A latest study published in Science shows that scientists have found key genetic factors that determine perennial characteristics in wild rice (Oryza rufipogon), and successfully introduced relevant genes into cultivated rice (Oryza sativa) to create rice materials with perennial growth capabilities. The research team believes that today's cultivated rice is likely to be derived from perennial ancestors, but its regeneration ability was gradually lost during the long-term domestication process.
To track this perennial trait, Han Bin, a geneticist at the Chinese Academy of Sciences, and colleagues conducted a comparative analysis of 446 wild rice samples and cultivated rice materials. They identified a genomic region called "Endless Branches and Tillers 1" (EBT1) on chromosome 1 of rice, which contains two copies of the regulatory gene microRNA156, labeled B and C respectively.
Research shows that in the seedling stage, this microRNA156 B and C sequence is highly active and can maintain the plant in the vegetative growth phase, allowing it to continue to grow leaves and stems without rushing into reproductive development. As the plant matures, this activity gradually weakens. In ordinary cultivated rice, this means that the life cycle of the plant ends after flowering and fruiting. In wild rice, this gene region will be "reset" after flowering, allowing the plant to resume vegetative growth again instead of completely dying.
The research team further crossed wild rice with cultivated rice to observe the functional performance of relevant genes in living plants. Among the many hybrid progeny phenotypes, the researchers selected a material numbered G43, which showed the ability to stop reproductive development and restart vegetative growth after flowering.

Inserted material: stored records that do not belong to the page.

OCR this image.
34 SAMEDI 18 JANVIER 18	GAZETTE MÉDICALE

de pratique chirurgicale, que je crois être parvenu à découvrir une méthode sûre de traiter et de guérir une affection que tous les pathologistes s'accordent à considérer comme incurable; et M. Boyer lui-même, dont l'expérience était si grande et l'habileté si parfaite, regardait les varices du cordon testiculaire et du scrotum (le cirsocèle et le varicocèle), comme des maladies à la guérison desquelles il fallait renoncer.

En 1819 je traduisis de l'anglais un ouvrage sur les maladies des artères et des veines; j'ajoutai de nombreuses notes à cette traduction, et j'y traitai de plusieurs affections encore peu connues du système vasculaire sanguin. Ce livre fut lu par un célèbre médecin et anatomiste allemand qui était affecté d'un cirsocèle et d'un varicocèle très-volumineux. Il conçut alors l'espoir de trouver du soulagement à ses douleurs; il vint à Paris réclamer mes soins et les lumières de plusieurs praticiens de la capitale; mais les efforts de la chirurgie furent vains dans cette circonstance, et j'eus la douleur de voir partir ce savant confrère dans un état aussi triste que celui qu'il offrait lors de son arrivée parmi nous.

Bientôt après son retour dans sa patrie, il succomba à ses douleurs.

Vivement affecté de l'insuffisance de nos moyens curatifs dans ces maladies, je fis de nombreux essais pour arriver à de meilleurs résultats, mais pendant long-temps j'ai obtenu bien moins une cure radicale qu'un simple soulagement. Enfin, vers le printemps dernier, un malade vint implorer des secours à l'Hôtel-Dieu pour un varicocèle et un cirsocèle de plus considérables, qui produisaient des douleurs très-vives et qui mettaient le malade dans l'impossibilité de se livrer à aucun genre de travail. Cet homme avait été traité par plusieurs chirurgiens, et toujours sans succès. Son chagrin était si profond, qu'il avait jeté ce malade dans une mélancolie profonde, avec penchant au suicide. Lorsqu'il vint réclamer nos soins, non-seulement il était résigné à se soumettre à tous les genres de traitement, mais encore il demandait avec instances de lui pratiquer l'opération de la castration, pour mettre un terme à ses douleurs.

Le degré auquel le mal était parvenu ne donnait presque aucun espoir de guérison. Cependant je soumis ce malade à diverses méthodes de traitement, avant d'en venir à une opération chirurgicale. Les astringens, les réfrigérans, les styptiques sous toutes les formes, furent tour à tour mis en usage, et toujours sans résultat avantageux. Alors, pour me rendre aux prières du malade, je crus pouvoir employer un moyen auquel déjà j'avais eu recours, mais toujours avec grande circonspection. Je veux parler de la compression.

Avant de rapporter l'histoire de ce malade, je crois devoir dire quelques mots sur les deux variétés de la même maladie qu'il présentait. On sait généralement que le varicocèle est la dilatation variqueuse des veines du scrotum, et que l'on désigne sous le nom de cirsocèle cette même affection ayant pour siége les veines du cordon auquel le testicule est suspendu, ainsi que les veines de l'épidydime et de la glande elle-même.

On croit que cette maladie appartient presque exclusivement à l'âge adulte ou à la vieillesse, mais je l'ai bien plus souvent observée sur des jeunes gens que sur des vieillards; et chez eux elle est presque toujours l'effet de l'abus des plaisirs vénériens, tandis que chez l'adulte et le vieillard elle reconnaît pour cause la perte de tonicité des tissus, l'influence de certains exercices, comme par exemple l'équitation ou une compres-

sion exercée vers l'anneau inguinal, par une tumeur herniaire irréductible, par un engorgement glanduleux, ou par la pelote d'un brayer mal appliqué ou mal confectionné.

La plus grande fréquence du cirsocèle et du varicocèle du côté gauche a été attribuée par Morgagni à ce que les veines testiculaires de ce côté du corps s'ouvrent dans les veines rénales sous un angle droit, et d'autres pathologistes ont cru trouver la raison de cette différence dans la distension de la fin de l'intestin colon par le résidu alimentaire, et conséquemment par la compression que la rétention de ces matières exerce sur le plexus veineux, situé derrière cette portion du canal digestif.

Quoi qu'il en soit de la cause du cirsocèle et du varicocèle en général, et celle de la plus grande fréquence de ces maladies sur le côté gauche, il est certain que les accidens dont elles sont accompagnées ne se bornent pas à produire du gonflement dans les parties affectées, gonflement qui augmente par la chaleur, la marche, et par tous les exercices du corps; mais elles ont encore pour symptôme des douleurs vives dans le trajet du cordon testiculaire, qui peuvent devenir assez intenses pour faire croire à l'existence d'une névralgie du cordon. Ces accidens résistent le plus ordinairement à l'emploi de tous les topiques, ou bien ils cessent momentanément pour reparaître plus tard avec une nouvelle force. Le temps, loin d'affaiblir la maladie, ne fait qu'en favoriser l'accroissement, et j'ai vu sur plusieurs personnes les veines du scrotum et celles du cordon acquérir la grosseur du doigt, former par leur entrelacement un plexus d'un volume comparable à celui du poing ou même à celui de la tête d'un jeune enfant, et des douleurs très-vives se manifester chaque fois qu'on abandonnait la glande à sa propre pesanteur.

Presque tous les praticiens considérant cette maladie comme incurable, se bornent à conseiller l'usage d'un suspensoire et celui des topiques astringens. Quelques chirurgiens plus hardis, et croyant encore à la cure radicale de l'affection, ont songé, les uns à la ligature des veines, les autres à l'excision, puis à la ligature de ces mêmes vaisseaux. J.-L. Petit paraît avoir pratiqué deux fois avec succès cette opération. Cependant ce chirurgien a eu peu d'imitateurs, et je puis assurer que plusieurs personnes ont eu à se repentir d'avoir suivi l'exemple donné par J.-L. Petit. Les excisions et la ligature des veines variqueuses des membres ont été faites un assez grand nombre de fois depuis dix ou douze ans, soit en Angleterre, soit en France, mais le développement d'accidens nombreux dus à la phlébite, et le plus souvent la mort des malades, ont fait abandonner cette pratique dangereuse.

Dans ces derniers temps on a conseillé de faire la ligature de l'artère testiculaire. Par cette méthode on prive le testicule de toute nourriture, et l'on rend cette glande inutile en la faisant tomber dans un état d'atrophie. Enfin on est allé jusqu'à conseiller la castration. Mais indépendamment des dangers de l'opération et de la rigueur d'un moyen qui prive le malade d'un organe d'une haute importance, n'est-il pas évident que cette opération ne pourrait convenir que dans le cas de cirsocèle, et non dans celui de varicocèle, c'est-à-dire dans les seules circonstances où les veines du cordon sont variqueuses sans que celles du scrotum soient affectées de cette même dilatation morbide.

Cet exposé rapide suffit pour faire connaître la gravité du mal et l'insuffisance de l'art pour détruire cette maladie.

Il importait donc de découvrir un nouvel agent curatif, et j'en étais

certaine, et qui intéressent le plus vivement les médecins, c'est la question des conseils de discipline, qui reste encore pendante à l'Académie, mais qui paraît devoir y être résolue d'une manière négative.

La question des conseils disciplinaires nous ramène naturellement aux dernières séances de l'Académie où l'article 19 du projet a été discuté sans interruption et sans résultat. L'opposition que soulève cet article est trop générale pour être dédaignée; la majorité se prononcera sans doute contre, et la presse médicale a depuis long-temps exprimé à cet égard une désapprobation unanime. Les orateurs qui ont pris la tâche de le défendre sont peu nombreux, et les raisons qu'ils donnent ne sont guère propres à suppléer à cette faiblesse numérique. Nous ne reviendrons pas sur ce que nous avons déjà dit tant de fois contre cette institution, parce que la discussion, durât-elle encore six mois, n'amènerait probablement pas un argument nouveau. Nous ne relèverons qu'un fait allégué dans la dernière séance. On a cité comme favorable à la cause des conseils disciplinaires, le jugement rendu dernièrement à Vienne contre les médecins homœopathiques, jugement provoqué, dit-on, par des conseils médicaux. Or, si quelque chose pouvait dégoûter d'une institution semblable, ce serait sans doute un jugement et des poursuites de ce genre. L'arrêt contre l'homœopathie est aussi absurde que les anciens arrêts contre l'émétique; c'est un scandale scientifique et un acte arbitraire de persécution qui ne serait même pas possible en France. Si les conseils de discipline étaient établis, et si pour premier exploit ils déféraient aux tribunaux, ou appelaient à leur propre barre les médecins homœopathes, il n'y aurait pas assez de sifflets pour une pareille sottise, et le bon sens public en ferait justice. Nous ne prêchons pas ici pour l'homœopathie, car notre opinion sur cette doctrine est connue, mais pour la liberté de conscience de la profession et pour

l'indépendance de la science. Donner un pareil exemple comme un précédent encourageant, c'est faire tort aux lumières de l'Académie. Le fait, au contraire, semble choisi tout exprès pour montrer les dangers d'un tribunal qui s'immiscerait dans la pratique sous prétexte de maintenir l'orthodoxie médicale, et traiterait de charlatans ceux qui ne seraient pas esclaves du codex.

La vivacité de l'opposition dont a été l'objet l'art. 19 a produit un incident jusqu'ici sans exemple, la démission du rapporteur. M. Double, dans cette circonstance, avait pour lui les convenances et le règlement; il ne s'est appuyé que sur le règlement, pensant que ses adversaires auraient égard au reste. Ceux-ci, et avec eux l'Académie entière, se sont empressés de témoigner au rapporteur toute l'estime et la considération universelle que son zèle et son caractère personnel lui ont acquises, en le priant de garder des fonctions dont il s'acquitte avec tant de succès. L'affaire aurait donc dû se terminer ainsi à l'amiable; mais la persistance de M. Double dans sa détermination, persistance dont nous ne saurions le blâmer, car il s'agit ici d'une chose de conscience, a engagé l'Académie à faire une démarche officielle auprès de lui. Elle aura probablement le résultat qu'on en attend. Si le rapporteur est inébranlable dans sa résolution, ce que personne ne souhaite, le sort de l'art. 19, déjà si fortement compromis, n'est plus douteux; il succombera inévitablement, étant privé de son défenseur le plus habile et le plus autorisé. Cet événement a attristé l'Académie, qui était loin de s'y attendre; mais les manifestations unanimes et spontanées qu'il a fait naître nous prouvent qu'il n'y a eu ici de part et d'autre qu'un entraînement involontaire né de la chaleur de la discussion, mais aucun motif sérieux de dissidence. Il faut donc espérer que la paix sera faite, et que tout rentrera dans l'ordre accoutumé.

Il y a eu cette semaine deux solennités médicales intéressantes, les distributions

During the process of restoring vegetative growth, G43 will grow a large number of side branches called "tillers" from the base of the plant. Normally, an ordinary rice plant produces approximately 10 tillers in its life cycle from jointing to heading, fruiting, and death, while G43 can produce more than 70 tillers on average, significantly demonstrating its ability to regenerate and expand multiple times.
However, this "endless tillering" currently faces obvious limitations: most of the side branches formed by these secondary growths are sterile tillers, which will only grow abnormal flowers but cannot produce seeds. The research team believes that in order to obtain perennial cultivated rice that can be truly promoted on a large scale, relevant genes need to be further introduced or regulated elsewhere in the genome to achieve a variety that can regenerate for many years and maintain sufficient fruitfulness.

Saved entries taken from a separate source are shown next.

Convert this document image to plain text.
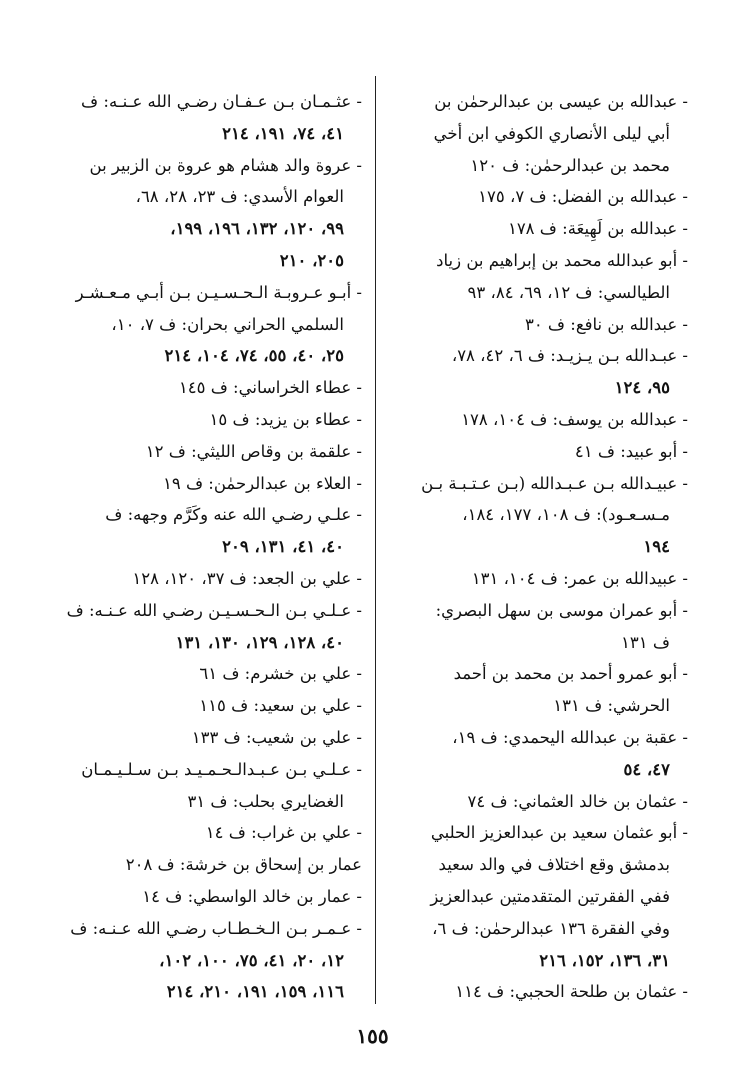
- عبدالله بن عيسى بن عبدالرحمٰن بن
أبي ليلى الأنصاري الكوفي ابن أخي
محمد بن عبدالرحمٰن: ف ١٢٠
- عبدالله بن الفضل: ف ٧، ١٧٥
- عبدالله بن لَهِيعَة: ف ١٧٨
- أبو عبدالله محمد بن إبراهيم بن زياد
الطيالسي: ف ١٢، ٦٩، ٨٤، ٩٣
- عبدالله بن نافع: ف ٣٠
- عبـدالله بـن يـزيـد: ف ٦، ٤٢، ٧٨،
٩٥، ١٢٤
- عبدالله بن يوسف: ف ١٠٤، ١٧٨
- أبو عبيد: ف ٤١
- عبيـدالله بـن عـبـدالله (بـن عـتـبـة بـن
مـسـعـود): ف ١٠٨، ١٧٧، ١٨٤،
١٩٤
- عبيدالله بن عمر: ف ١٠٤، ١٣١
- أبو عمران موسى بن سهل البصري:
ف ١٣١
- أبو عمرو أحمد بن محمد بن أحمد
الحرشي: ف ١٣١
- عقبة بن عبدالله اليحمدي: ف ١٩،
٤٧، ٥٤
- عثمان بن خالد العثماني: ف ٧٤
- أبو عثمان سعيد بن عبدالعزيز الحلبي
بدمشق وقع اختلاف في والد سعيد
ففي الفقرتين المتقدمتين عبدالعزيز
وفي الفقرة ١٣٦ عبدالرحمٰن: ف ٦،
٣١، ١٣٦، ١٥٢، ٢١٦
- عثمان بن طلحة الحجبي: ف ١١٤
- عثـمـان بـن عـفـان رضـي الله عـنـه: ف
٤١، ٧٤، ١٩١، ٢١٤
- عروة والد هشام هو عروة بن الزبير بن
العوام الأسدي: ف ٢٣، ٢٨، ٦٨،
٩٩، ١٢٠، ١٣٢، ١٩٦، ١٩٩،
٢٠٥، ٢١٠
- أبـو عـروبـة الـحـسـيـن بـن أبـي مـعـشـر
السلمي الحراني بحران: ف ٧، ١٠،
٢٥، ٤٠، ٥٥، ٧٤، ١٠٤، ٢١٤
- عطاء الخراساني: ف ١٤٥
- عطاء بن يزيد: ف ١٥
- علقمة بن وقاص الليثي: ف ١٢
- العلاء بن عبدالرحمٰن: ف ١٩
- علـي رضـي الله عنه وكَرَّم وجهه: ف
٤٠، ٤١، ١٣١، ٢٠٩
- علي بن الجعد: ف ٣٧، ١٢٠، ١٢٨
- عـلـي بـن الـحـسـيـن رضـي الله عـنـه: ف
٤٠، ١٢٨، ١٢٩، ١٣٠، ١٣١
- علي بن خشرم: ف ٦١
- علي بن سعيد: ف ١١٥
- علي بن شعيب: ف ١٣٣
- عـلـي بـن عـبـدالـحـمـيـد بـن سـلـيـمـان
الغضايري بحلب: ف ٣١
- علي بن غراب: ف ١٤
عمار بن إسحاق بن خرشة: ف ٢٠٨
- عمار بن خالد الواسطي: ف ١٤
- عـمـر بـن الـخـطـاب رضـي الله عـنـه: ف
١٢، ٢٠، ٤١، ٧٥، ١٠٠، ١٠٢،
١١٦، ١٥٩، ١٩١، ٢١٠، ٢١٤
١٥٥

Salomé Prat, a plant geneticist from the Agricultural Genome Research Institute, pointed out in an interview with Refractor that while the current EBT1 locus brings perennial characteristics, it also inhibits the normal flowering of rice, thereby reducing yield. In this allele, she explains, the gene is activated again in tiller buds after flowering, driving new tiller formation, but this also means the reproductive phase is suppressed.
Jorge Dubcovsky, a plant biologist at the University of California, Davis, warned that this kind of gene-edited rice "is unlikely to be available to the public quickly" in the short term. He pointed out that from the perspective of broad agricultural production, perennial crops tend to have lower yields than annual crops. In the context of continued global population growth, humans may not be able to afford the large-scale replacement of existing high-yielding annual staple crops with lower-yielding perennial crops, even if the former has advantages in terms of ecology and sustainability.

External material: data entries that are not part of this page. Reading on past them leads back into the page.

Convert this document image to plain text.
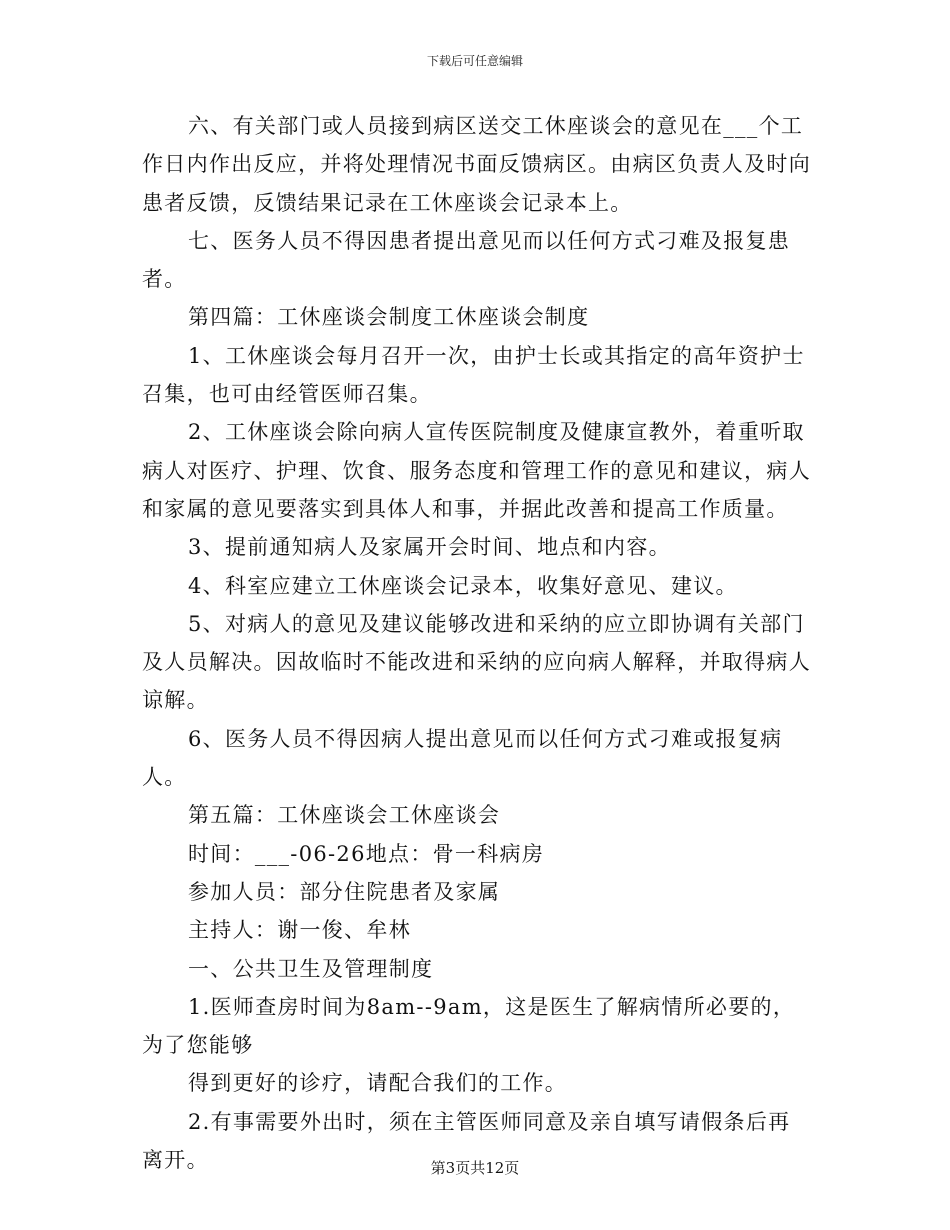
下载后可任意编辑

六、有关部门或人员接到病区送交工休座谈会的意见在___个工作日内作出反应，并将处理情况书面反馈病区。由病区负责人及时向患者反馈，反馈结果记录在工休座谈会记录本上。

七、医务人员不得因患者提出意见而以任何方式刁难及报复患者。

第四篇：工休座谈会制度工休座谈会制度

1、工休座谈会每月召开一次，由护士长或其指定的高年资护士召集，也可由经管医师召集。

2、工休座谈会除向病人宣传医院制度及健康宣教外，着重听取病人对医疗、护理、饮食、服务态度和管理工作的意见和建议，病人和家属的意见要落实到具体人和事，并据此改善和提高工作质量。

3、提前通知病人及家属开会时间、地点和内容。

4、科室应建立工休座谈会记录本，收集好意见、建议。

5、对病人的意见及建议能够改进和采纳的应立即协调有关部门及人员解决。因故临时不能改进和采纳的应向病人解释，并取得病人谅解。

6、医务人员不得因病人提出意见而以任何方式刁难或报复病人。

第五篇：工休座谈会工休座谈会

时间：___-06-26地点：骨一科病房

参加人员：部分住院患者及家属

主持人：谢一俊、牟林

一、公共卫生及管理制度

1.医师查房时间为8am--9am，这是医生了解病情所必要的，为了您能够

得到更好的诊疗，请配合我们的工作。

2.有事需要外出时，须在主管医师同意及亲自填写请假条后再离开。	第3页共12页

Despite the prospects and challenges, this research is still regarded as an important progress in the field of rice genetic improvement, providing key clues for creating cultivated rice that can be harvested for many years through molecular breeding methods. If scientists in the future can steadily introduce perennial characteristics into main varieties without significantly sacrificing yield, the rice planting system is expected to usher in far-reaching changes in terms of reducing sowing, saving labor and resources, and improving soil and ecological environment.